Bigger dimensions of cars means new challenges for automotive logistics companies
Volumes of finished vehicles may have recovered from the recession, but users and manufacturers of car transporters are now having to handle a very different array of vehicles, including larger and heavier models – with implications for capacity utilization
It took nearly a decade. But finally, in 2016, European passenger car production surpassed the levels of 2007. For both Europe’s users and manufacturers of car transporters, the returning volumes were good news.
However, the major challenge of 2016 – moving Europe’s burgeoning vehicle volumes through finished vehicle supply chains that had seen significant amounts of capacity stripped out during the financial crisis – masked other problems.
In the intervening years, the automotive world had changed, and now – in 2019 – those changes are placing quite different strains on Europe’s car transporter fleets, the owners of those fleets and the firms that manufacture car transporters.
The vehicle mix, which was lost during the crisis was replaced by a different one when the good times began to roll again. Rising volumes of SUVs, light commercial vehicles, and electric vehicles are significantly affecting car transporters’ capacity utilization, weight and loading characteristics.
Not long ago automotive industry production was centered around small family vehicles such as Ford’s Focus and GM’s Astra. No longer: SUVs and crossovers now feature strongly in the mix that must be transported, as do light commercial vehicles such as vans, chassis cabs and pickup trucks. Furthermore, while relatively small in number, electric vehicles and hybrids are a growing feature of the mix as well. The result is that logistics service providers are having to cope with transporter loads made up of vehicles which are larger or heavier than before – or both.
“Last year, for the first time, a third of the vehicles sold in Europe were SUVs and MPVs, with growing numbers of hybrids, where there’s the weight of the battery to take into account as well. Traditionally, a transporter load hasn’t reached the 40-tonne limit, and now we are seeing loads that do.”
Internal combustion cars, hybrids and electric vehicles getting bigger and heavier makes a job for logistics department much more challenging: “We as the logistics managers have one task when planning a cargo for each car carrier and that task is to make the cargo as efficient as possible regarding vehicle numbers, weight and dimensions. It’s getting more complicated all the time as clients ask the manufacturers for bigger and heavier cars. And this is the point where transporter manufacturers need to step in to make them lighter and wider with more loading options. We can use different angles of loading to optimize the cargo from logistics point of view,” Uldis Čalpa, Kurbads logistics manager, talks about new challenges in logistics department.

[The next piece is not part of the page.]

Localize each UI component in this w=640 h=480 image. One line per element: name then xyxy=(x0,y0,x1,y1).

Weight and width problems In mainland Europe, Günther Percht, CEO of Austrian car transporter manufacturer Kässbohrer says that vehicle length, height, weight and width are all “critically important dimensions”, but that two of these metrics are currently causing the biggest challenges.

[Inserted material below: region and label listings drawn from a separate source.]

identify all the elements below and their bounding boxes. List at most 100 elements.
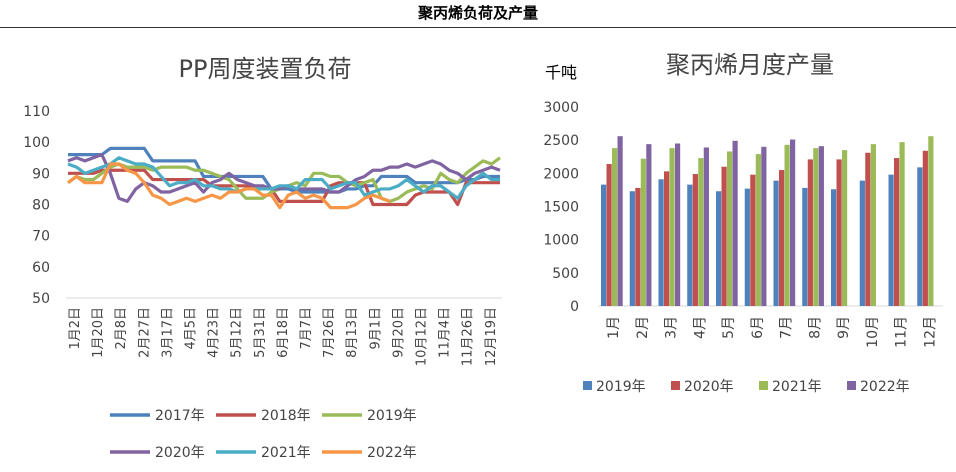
x-tick-label: 2月8日	[114, 307, 129, 350]
bar-2020年-3月	[664, 171, 670, 306]
bar-2019年-3月	[658, 179, 664, 306]
y-tick-label: 90	[32, 166, 50, 182]
bar-2021年-3月	[669, 148, 675, 306]
bar-2021年-7月	[784, 144, 790, 306]
legend-swatch	[847, 381, 856, 390]
x-tick-label: 4月23日	[207, 307, 222, 358]
bar-2021年-5月	[727, 151, 733, 306]
x-tick-label: 4月	[692, 316, 708, 339]
x-tick-label: 12月19日	[484, 307, 499, 366]
bar-2020年-8月	[807, 159, 813, 306]
y-tick-label: 0	[570, 299, 579, 315]
bar-2022年-4月	[703, 147, 709, 306]
x-tick-label: 4月5日	[184, 307, 199, 350]
x-tick-label: 5月31日	[253, 307, 268, 358]
legend-label: 2017年	[155, 408, 205, 424]
x-tick-label: 2月27日	[137, 307, 152, 358]
y-tick-label: 60	[32, 260, 50, 276]
x-tick-label: 7月	[779, 316, 795, 339]
bar-2019年-9月	[831, 189, 837, 306]
y-tick-label: 70	[32, 229, 50, 245]
bar-chart-title: 聚丙烯月度产量	[666, 51, 834, 79]
bar-2019年-10月	[859, 180, 865, 306]
bar-2022年-8月	[818, 146, 824, 306]
y-tick-label: 3000	[543, 100, 579, 116]
bar-2019年-8月	[802, 187, 808, 306]
bar-2019年-2月	[629, 191, 635, 306]
x-tick-label: 11月26日	[461, 307, 476, 366]
bar-2020年-5月	[721, 166, 727, 306]
x-tick-label: 1月	[606, 316, 622, 339]
bar-2019年-7月	[773, 180, 779, 306]
bar-2019年-1月	[601, 184, 607, 306]
bar-2021年-2月	[640, 158, 646, 306]
bar-2022年-5月	[732, 140, 738, 306]
bar-2022年-7月	[790, 139, 796, 306]
bar-2020年-6月	[750, 174, 756, 306]
x-tick-label: 1月20日	[91, 307, 106, 358]
bar-2019年-11月	[888, 174, 894, 306]
legend-label: 2019年	[367, 408, 417, 424]
x-tick-label: 11月	[894, 316, 910, 348]
legend-swatch	[671, 381, 680, 390]
y-tick-label: 2000	[543, 166, 579, 182]
y-tick-label: 1000	[543, 233, 579, 249]
page-title: 聚丙烯负荷及产量	[417, 4, 538, 22]
line-chart-title: PP周度装置负荷	[179, 55, 352, 83]
x-tick-label: 1月2日	[68, 307, 83, 350]
legend-swatch	[759, 381, 768, 390]
legend-label: 2020年	[155, 445, 205, 461]
series-line-2021年	[67, 156, 500, 200]
y-tick-label: 50	[32, 291, 50, 307]
x-tick-label: 9月20日	[391, 307, 406, 358]
bar-2019年-6月	[744, 188, 750, 306]
bar-2021年-8月	[813, 148, 819, 306]
bar-2020年-12月	[922, 150, 928, 306]
x-tick-label: 8月13日	[345, 307, 360, 358]
y-tick-label: 110	[23, 104, 50, 120]
x-tick-label: 9月1日	[368, 307, 383, 350]
legend-swatch	[583, 381, 592, 390]
bar-2020年-9月	[836, 159, 842, 306]
x-tick-label: 10月12日	[415, 307, 430, 366]
bar-2022年-3月	[675, 143, 681, 306]
x-tick-label: 3月17日	[160, 307, 175, 358]
bar-2021年-9月	[842, 150, 848, 306]
y-tick-label: 80	[32, 198, 50, 214]
legend-label: 2021年	[772, 379, 822, 395]
bar-2021年-1月	[612, 148, 618, 306]
x-tick-label: 11月4日	[438, 307, 453, 358]
legend-label: 2022年	[860, 379, 910, 395]
legend-label: 2018年	[261, 408, 311, 424]
bar-2020年-7月	[779, 170, 785, 306]
x-tick-label: 6月	[750, 316, 766, 339]
x-tick-label: 8月	[807, 316, 823, 339]
y-tick-label: 1500	[543, 200, 579, 216]
x-tick-label: 7月26日	[322, 307, 337, 358]
legend-label: 2019年	[596, 379, 646, 395]
x-tick-label: 3月	[664, 316, 680, 339]
title-divider	[0, 27, 956, 28]
legend-label: 2020年	[684, 379, 734, 395]
bar-2020年-2月	[635, 187, 641, 306]
legend-label: 2022年	[367, 445, 417, 461]
x-tick-label: 5月	[721, 316, 737, 339]
bar-2020年-10月	[865, 152, 871, 306]
x-tick-label: 2月	[635, 316, 651, 339]
y-axis-unit: 千吨	[545, 63, 577, 82]
bar-2019年-12月	[917, 167, 923, 306]
bar-2020年-11月	[894, 158, 900, 306]
bar-2022年-2月	[646, 144, 652, 306]
legend-label: 2021年	[261, 445, 311, 461]
bar-2021年-6月	[755, 154, 761, 306]
series-line-2022年	[67, 162, 391, 210]
bar-2019年-5月	[716, 191, 722, 306]
bar-2021年-10月	[870, 144, 876, 306]
bar-2020年-1月	[606, 164, 612, 306]
x-tick-label: 5月12日	[230, 307, 245, 358]
bar-2022年-6月	[761, 146, 767, 306]
x-tick-label: 9月	[836, 316, 852, 339]
bar-2019年-4月	[687, 184, 693, 306]
bar-2021年-12月	[928, 136, 934, 306]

“Right now, the increased vehicle weight is probably the issue causing the greatest difficulty, followed by width. In recent years, there’s been a lot of investment in bringing down the tare weight of car carriers and optimizing vehicle structures to accommodate the greatest possible width,” he explains. “The latest German motor show showed some signs of reversing the trend towards heavier, higher and wider new cars, but it may be too early to say that this is a definite change in the trend.”
Already the size of vehicles such as SUVs has had an impact on the car transporter market, with demand for double-axle, single-wheel trailers falling off sharply, as their usable width of 2.0 metres will not accommodate the 2.5-metre width of newer SUVs.
Automotive Logistics has spoken to a range of car transporter manufacturers and discovered that various strategies are being deployed to cater to the new model mix. At Lithuanian car transporter manufacturer Rimo Auto Transport, for instance, European sales manager Tomas Jorudas notes the role played by different construction materials.
“We’re using stronger materials – a special high-specification steel in place of the standard steel that we used until three years ago – to increase the strength while also reducing the weight of the transporter, which permits operators to carry a higher load.” He says this has led to a reduction of two tonnes in transporter weight, which also means lower fuel consumption and emissions. “Given that fuel cost is a high proportion of overall transporter operating cost – typically around 30% – this makes a lot of sense,” Jorudas adds.
Rimo has redesigned its transporter structures, firstly to optimize the width and secondly to accommodate modern vehicles with lower clearances. This has been achieved by altering transporters’ loading platforms so as to make them smoother and flatter, with smaller depressions into which the cars’ wheels sit.